Walking Dead did make an exception and included two instances of pregnancy tests miraculously spared and available being used. When Laurie finds out she is pregnant (with a child she eventually has) and when Maggie is confirming that she is not pregnant. Laurie’s pregnancy was a significant plot point, but Maggie’s test was merely a raw and real detail to thicken the authenticity of the show.

#3 Shaving. I will preface this one by acknowledging that Hollywood in particular has to make things pretty. Movies and television have an inescapable visual element. Just like there would no longer makeup or curling irons after the apocalypse yet the characters are still startlingly groomed and sexy; there would not be frequent showers or time with a razor. I understand why this particular aesthetic detail is purposefully ignored and contradicted.

Nonetheless, this applies to both men and women. If the story takes place two years, seven years, decades after the fall of civilization, why does everyone not look like Tarzan? Do they all have a razor and clippers packed efficiently with their magical tampons and birth control pills? When people are scrounging for food, it is very unlikely they are concerned with keeping their hair trimmed short and shaving their legs.

Not many people want to watch a movie with a zombie-slaughtering heroine with French plumes of armpit hair, yet that does not alter the reality of it. Hair will keep growing; women will continue to be fertile and still have their periods.
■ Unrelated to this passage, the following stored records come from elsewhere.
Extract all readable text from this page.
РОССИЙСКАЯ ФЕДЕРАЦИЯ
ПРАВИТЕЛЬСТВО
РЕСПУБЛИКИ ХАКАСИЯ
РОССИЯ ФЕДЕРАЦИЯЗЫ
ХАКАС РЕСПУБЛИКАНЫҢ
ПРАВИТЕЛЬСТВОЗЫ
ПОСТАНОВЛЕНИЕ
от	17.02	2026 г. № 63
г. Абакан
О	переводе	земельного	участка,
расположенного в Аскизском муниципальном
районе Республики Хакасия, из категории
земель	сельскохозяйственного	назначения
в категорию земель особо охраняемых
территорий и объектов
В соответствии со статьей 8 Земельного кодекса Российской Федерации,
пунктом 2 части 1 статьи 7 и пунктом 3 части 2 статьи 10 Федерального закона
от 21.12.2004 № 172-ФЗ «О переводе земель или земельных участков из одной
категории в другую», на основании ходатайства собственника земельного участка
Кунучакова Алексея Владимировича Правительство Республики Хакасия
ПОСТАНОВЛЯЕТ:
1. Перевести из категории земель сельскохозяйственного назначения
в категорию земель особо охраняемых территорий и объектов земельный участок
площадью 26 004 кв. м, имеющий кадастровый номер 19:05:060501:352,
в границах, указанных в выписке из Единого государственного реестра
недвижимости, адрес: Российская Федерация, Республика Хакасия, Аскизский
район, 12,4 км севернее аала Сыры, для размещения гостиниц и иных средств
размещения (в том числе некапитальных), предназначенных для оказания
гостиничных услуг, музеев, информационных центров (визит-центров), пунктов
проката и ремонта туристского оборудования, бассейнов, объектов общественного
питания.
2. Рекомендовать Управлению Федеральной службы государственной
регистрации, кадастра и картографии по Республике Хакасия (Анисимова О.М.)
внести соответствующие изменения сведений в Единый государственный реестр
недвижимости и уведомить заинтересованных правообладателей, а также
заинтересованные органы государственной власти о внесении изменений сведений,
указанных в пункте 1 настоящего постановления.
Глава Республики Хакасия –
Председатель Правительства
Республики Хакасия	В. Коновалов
Shaving does not affect much from a survivalistic standpoint; what difference would it actually make as to whether a survivor makes it or not? A screaming newborn or a trail of blood, on the other hand, would impact the chances of surviving whatever apocalypse in which the character might be trudging. Pregnancy weakens the woman, limits her activity and possibly mobility or ability to flee. A baby makes very clear and constant noise. Blood leaves a trail to follow.

Maybe it does not matter. Maybe these details are deliberately omitted for entertainment value. That is perfectly reasonable, yet I cannot help but notice as I indulge from the buffet of apocalyptic media options.

The questions become:
Apocalyptic fans, would these details make the movies/TV shows/books more realistic or entertaining; are they necessary?
Preppers and survivalists, how would you deal with these realities after the world ended?